Daß der Gedenkmarsch für die Opfer des alliierten Bombenholocausts sich zum zweiten Kessel von Leipzig entpuppt, war schon fast vorauszusehen. So wurden schon wenige Tage zuvor die sogenannten Hamburger Gitter herangekarrt, um den Veranstaltungsort (Bahnhof Dresden-Neustadt) weiträumig abzusperren und somit dicht zu machen. Demnach wurden alle anwesenden Teilnehmer schon vor Beginn des Marsches in einem riesigen Kessel zusammengepfercht, um nicht marschieren zu können. Das wußte die Stadt Dresden, die Demokraten sowie die Polizei schon im Voraus. Denn mit dem Urteil des Widerspruchs der JLO (Jungen Landsmannschaft Ostdeutschland) des Verwaltungs- und Oberverwaltungsgerichtes bei nicht kontrollierbarer Lage den polizeilichen Notstand auszurufen, war klar, daß dies auch als Vorwand genommen wird, den Gedenkmarsch nun dennoch auf eine stationäre Kundgebung zu degradieren.

So wurden nämlich die No Pasaran-Anhänger schon weit vor der Bekanntgabe, daß wir nicht marschieren dürfen, durch Lautsprecheransagen der Polizei darauf hingewiesen: Bitte bewahren sie Ruhe, der Aufmarsch der Neonazis wird nicht mehr stattfinden. Das Komische daran ist, wir wußten zu diesem Zeitpunkt davon noch nichts. Eine unfähige Polizei, die den Ausnahmezustand, der gestern auf den Straßen von Dresden herrschte, selbst herbeigeführt hatte, um der Aufforderung der Offiziellen den Naziaufmarsch um jeden Preis zu verhindern gerecht zu werden.

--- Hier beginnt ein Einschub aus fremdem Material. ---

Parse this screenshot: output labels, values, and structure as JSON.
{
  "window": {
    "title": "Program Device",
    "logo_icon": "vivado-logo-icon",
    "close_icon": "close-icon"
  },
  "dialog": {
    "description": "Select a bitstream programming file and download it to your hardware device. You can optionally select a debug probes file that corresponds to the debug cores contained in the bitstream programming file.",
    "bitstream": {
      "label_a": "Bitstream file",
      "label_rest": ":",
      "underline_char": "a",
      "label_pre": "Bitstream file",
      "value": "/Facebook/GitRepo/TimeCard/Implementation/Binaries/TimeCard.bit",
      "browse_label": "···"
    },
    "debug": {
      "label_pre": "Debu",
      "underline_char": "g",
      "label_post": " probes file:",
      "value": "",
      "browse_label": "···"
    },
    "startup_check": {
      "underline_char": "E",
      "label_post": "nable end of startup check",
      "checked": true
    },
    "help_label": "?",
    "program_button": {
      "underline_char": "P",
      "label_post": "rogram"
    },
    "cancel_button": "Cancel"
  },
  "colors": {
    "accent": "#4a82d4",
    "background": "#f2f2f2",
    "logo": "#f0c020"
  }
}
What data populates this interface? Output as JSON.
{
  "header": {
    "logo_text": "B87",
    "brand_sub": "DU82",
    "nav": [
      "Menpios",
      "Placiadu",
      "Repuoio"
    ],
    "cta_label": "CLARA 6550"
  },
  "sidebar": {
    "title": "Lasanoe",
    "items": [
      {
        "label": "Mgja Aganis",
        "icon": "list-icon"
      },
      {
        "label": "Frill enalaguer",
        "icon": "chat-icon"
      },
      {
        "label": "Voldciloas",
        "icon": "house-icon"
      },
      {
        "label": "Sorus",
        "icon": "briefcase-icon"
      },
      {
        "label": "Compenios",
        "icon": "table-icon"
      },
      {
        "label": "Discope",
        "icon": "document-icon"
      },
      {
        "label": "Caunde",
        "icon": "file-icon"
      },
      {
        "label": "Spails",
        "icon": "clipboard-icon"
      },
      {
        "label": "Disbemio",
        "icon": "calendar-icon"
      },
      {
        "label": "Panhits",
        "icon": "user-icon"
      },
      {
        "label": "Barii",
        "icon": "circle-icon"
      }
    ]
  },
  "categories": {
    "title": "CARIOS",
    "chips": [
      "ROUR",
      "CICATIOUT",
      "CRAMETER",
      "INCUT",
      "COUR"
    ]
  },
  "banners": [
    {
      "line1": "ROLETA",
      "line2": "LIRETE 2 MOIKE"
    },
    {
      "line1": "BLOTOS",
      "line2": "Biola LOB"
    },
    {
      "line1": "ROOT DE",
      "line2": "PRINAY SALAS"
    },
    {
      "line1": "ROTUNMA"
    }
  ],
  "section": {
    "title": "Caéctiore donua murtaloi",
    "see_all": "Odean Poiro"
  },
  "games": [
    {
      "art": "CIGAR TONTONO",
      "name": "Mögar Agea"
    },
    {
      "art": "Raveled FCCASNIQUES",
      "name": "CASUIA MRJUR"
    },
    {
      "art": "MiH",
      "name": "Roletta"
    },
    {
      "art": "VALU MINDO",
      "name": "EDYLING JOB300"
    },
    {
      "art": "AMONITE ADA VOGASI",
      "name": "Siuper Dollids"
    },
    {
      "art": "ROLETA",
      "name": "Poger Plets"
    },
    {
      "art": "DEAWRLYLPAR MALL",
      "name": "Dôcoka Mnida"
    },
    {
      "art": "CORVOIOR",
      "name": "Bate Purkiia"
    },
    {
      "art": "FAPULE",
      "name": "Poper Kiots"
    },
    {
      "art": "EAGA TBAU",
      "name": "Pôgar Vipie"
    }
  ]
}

Demnach haben auch keine Blockaden den Gedenkmarsch verhindert, da schon feststand, daß wir an diesem Tag nicht marschieren werden.

Die Staatsordnung der BRD hat am gestrigen Tag damit erneut unter Beweis gestellt, was Versammlungsfreiheit für sie bedeutet. So bleibt den Demokraten nur noch Lüge und Korruption übrig, um solche Großaufmärsche schon vorher im Keim ersticken zu können. Aber einem maroden und kranken System, wie der BRD, bleibt nur noch dieses Mittel zur Erhaltung seiner Staatsordnung offen. Fragt sich nur wie lange noch?

Der Marsch der 3000 schloß sich Stück für Stück aus den immer neu eintreffenden Kameraden aus ganz Deutschland zusammen und konnte selbst durch massive Repressionen von Seiten des Staates bis zur Ankunft am Neustädter Bahnhof nicht aufgehalten werden. Desweiteren fanden am gestrigen Abend nach dem Kessel von Dresden noch mehrere Spontandemonstrationen in verschiedenen Städten wie Leipzig, Elsterwerda usw. statt.